Sebbene la legge islamica permetta ad un uomo di divorziare dalla moglie semplicemente dicendo tre volte, davanti a testimoni, "Divorzio da te", i requisiti richiesti ad una donna sono un po' più rigorosi. "Deve dimostrare alla Corte che lui non è in grado di provvederle rifugio, cibo, vestiario e contatti sessuali.", mi spiega Jawad Nikzaid, studente in Legge all'Università di Kabul. "Se non è in grado di fare questo, allora può offrire del denaro al marito, e forse costui acconsentirà a divorziare." Nikzaid è un segno di speranza: un membro delle giovani generazioni che ritiene le vigenti leggi ingiuste verso le donne. Sicuramente ha un muro di tradizioni da combattere, tradizioni che molto spesso anche donne sostengono, ad esempio donne come Rana Samad Said, direttrice della prigione in cui Sima è detenuta. Said è laureata in Criminologia all'Università di Kabul: "E così è stata picchiata?, commenta, L'uomo deve lavorare lunghe ore fuori di casa per provvedere alla propria famiglia. Quando torna a casa, sua moglie deve tenere un buon comportamento, e rispettarlo. Se non lo fa, accadono di questi problemi."
Sima divide la cella, una larga stanza, con altre nove donne detenute e due bambini. Tappeti consunti coprono il pavimento, e coperte sono ammucchiate in un'alta pila in un angolo. Le donne ricevono un pezzo di pane a colazione, riso a pranzo e patate a cena, un giorno dopo l'altro senza eccezioni. Hanno il permesso di passeggiare nel cosiddetto "cortile", un quadrato di sporcizia incancrenita con in mezzo un tubo di gomma per l'acqua, che rende la maggior parte del terreno fangoso. Non hanno elettricità, non sono permessi i libri. Ma la prigione permette loro di cucire, e di imparare l'alfabeto o il Corano.
Noria, una delle compagne di prigionia di Sima, ha 25 anni. E' vedova grazie ai bombardamenti statunitensi. Suo suocero le ha ordinato di sposare il fratello di suo marito, e poiché ha rifiutato ora è in carcere. "Amavo molto mio marito. Non voglio sposare suo fratello. Ho quattro bambini, il più grande ha solo 7 anni. E durante tutto questo tempo io non so se stanno mangiando o no, se li tengono puliti o no, e come stanno vivendo."

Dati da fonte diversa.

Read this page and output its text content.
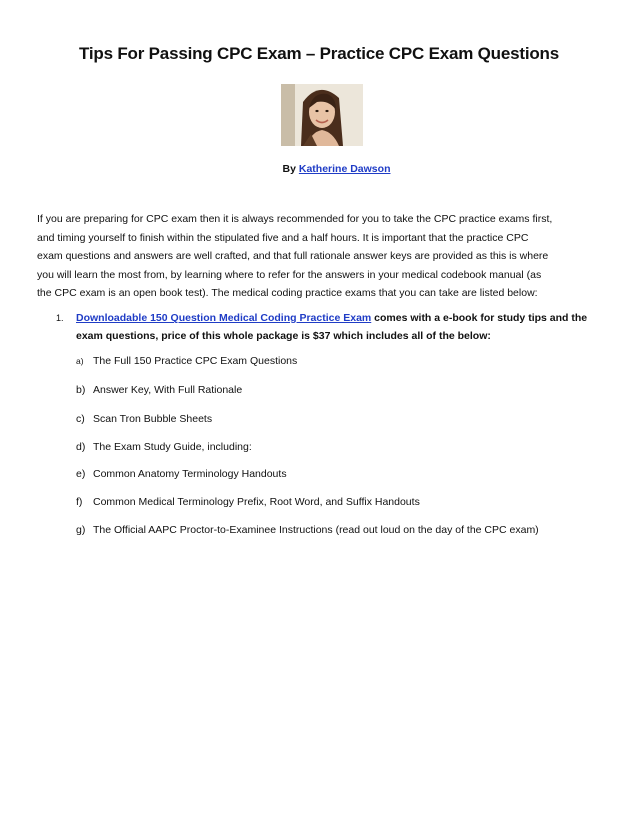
Tips For Passing CPC Exam – Practice CPC Exam Questions
By Katherine Dawson
If you are preparing for CPC exam then it is always recommended for you to take the CPC practice exams first,
and timing yourself to finish within the stipulated five and a half hours. It is important that the practice CPC
exam questions and answers are well crafted, and that full rationale answer keys are provided as this is where
you will learn the most from, by learning where to refer for the answers in your medical codebook manual (as
the CPC exam is an open book test). The medical coding practice exams that you can take are listed below:
1. Downloadable 150 Question Medical Coding Practice Exam comes with a e-book for study tips and the
exam questions, price of this whole package is $37 which includes all of the below:
a) The Full 150 Practice CPC Exam Questions
b) Answer Key, With Full Rationale
c) Scan Tron Bubble Sheets
d) The Exam Study Guide, including:
e) Common Anatomy Terminology Handouts
f) Common Medical Terminology Prefix, Root Word, and Suffix Handouts
g) The Official AAPC Proctor-to-Examinee Instructions (read out loud on the day of the CPC exam)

Hosnia, che di anni ne ha 18, mi dice di essere stata imprigionata per amore. Lei e un vicino di casa si innamorarono, e il ragazzo chiese al padre di lei il permesso di sposarla. Il padre rifiutò per via della differenza etnica: Hosnia è Hazari, il suo innamorato è Tajik. Dopo qualche mese, il ragazzo chiese di nuovo il permesso di sposare Hosnia, e poi di nuovo ancora. Poiché il padre continuava a rifiutare, la coppia decise di fuggire. Sono stati catturati prima che potessero sposarsi. "Se il governo non ci permetterà di sposarci fuggiremo in Iran, o in Pakistan.", afferma Hosnia. Il suo voto strappa rari sorrisi alle sue compagne, che dicono di piangere molto più di quanto sorridano.
"Non riusciamo a dormire, qui., dice Noria, Pensiamo e singhiozziamo per tutta la notte. Io so di non aver commesso alcun crimine. Non dovrei essere qui. Voglio uccidermi."
La minaccia può suonare melodrammatica, ma non è uno scherzo. Una delle donne in questa cella ha tentato di darsi fuoco due volte in 24 ore. La storia della sua carcerazione è lunga e complicata, comprende un marito in una galera pakistana e confuse accuse di omicidio. Mi snocciola i dettagli meccanicamente, i suoi occhi sembrano di vetro. Sono le sue compagne a dirmi che ha tentato di uccidersi. "Non posso restare qui, e non vedo modo per uscire., mi dice, con la determinazione dipinta su un volto gelido, Ho già preso la mia decisione."